Sure, you can argue that Apple would have done the same thing in similar circumstances, and you'd be right. But let's be perfectly frank, here-- does anyone really think that Microsoft fired this guy because of a "security violation"? What, they're really sensitive about unauthorized people seeing the last foot or so of the company's loading dock? Nuh-uh. Apple, sure; Steve's made it abundantly clear that any breach of company security is a capital offense, even if it's just telling someone what kind of coffee is served in the cafeteria. Microsoft? Well, let's put it this way: if Mike had snapped the same picture when Microsoft was taking delivery of three pallets of, say, Dell Precision workstations, would he still have gotten bounced? How about if it were three pallets of canned cling peaches? Would Microsoft possibly have cared? But show the company buying Macs-- especially right after Panther's release and Microsoft's admission that the next version of Windows is still three years away-- and bam, suddenly it's bye-bye cubicle.
Microsoft had every legal right to do what it did; we just question its motives, that's all.

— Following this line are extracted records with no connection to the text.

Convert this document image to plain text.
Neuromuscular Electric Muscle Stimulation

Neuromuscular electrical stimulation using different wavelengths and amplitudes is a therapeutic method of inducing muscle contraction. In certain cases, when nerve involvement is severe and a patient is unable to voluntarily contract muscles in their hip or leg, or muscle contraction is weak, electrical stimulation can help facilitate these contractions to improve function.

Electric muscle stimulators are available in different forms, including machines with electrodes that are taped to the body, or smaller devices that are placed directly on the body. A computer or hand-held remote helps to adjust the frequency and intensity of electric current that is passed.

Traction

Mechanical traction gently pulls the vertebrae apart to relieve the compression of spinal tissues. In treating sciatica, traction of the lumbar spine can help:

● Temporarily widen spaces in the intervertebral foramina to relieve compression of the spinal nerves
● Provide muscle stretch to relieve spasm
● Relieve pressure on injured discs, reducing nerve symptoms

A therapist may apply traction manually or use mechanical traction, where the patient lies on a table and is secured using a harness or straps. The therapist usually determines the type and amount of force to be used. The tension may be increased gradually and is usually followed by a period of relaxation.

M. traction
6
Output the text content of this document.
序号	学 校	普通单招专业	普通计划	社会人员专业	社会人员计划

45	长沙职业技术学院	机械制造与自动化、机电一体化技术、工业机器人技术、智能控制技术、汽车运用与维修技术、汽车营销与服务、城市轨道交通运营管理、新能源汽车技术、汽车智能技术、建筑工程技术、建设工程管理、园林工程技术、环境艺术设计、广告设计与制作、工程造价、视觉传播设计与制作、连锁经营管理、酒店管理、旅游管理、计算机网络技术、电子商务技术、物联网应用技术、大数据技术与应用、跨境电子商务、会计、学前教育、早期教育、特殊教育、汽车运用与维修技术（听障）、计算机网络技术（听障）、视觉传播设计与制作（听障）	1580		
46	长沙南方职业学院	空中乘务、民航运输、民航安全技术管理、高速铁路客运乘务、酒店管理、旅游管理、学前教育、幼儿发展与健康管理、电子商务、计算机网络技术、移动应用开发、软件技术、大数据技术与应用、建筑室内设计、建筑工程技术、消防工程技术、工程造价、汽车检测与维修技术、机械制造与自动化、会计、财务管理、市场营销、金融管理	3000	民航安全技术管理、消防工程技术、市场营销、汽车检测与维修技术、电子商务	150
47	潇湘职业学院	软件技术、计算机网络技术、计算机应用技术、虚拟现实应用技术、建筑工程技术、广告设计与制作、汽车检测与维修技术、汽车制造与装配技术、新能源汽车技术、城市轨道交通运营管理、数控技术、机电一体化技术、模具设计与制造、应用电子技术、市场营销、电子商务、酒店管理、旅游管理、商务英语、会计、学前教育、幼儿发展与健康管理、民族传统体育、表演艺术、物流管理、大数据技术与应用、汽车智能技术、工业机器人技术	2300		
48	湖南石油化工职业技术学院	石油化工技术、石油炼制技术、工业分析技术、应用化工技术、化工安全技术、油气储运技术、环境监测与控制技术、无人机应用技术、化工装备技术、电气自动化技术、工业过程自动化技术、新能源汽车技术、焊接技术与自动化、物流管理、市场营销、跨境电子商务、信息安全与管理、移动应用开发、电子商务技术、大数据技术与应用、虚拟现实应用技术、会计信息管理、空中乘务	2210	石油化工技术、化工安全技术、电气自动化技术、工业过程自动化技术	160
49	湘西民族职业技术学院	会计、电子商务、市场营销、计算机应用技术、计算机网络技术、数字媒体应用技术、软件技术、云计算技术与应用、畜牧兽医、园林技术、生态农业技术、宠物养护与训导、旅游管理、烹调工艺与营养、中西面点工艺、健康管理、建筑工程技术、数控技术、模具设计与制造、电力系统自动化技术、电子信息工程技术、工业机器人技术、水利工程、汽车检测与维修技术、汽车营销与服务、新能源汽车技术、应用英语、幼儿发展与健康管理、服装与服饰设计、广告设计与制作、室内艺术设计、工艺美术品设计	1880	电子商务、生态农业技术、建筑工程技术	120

After all, if the company were really in the habit of firing everyone who ever violated security, given how many flaws are uncovered in its products every twelve seconds, the entire development and quality assurance divisions would be ghost towns with tumbleweeds rolling down the halls. (Actually, maybe the quality assurance division is empty; that'd explain a lot.) Meanwhile, have you noticed how much good press Panther is getting, including the Wall Street Journal's suggestion that "if security issues are important to you" and "you're tired of the virus wars," "you could just buy a Mac"?
Whatever. It turns out that Mike was just a temp and he's still signed on with his agency, so with any luck he won't wind up bankrupt and homeless just because he posted a photo of a bunch of Macs. The moral of the story? Don't poke an 800-pound gorilla just when it's starting to get nervous.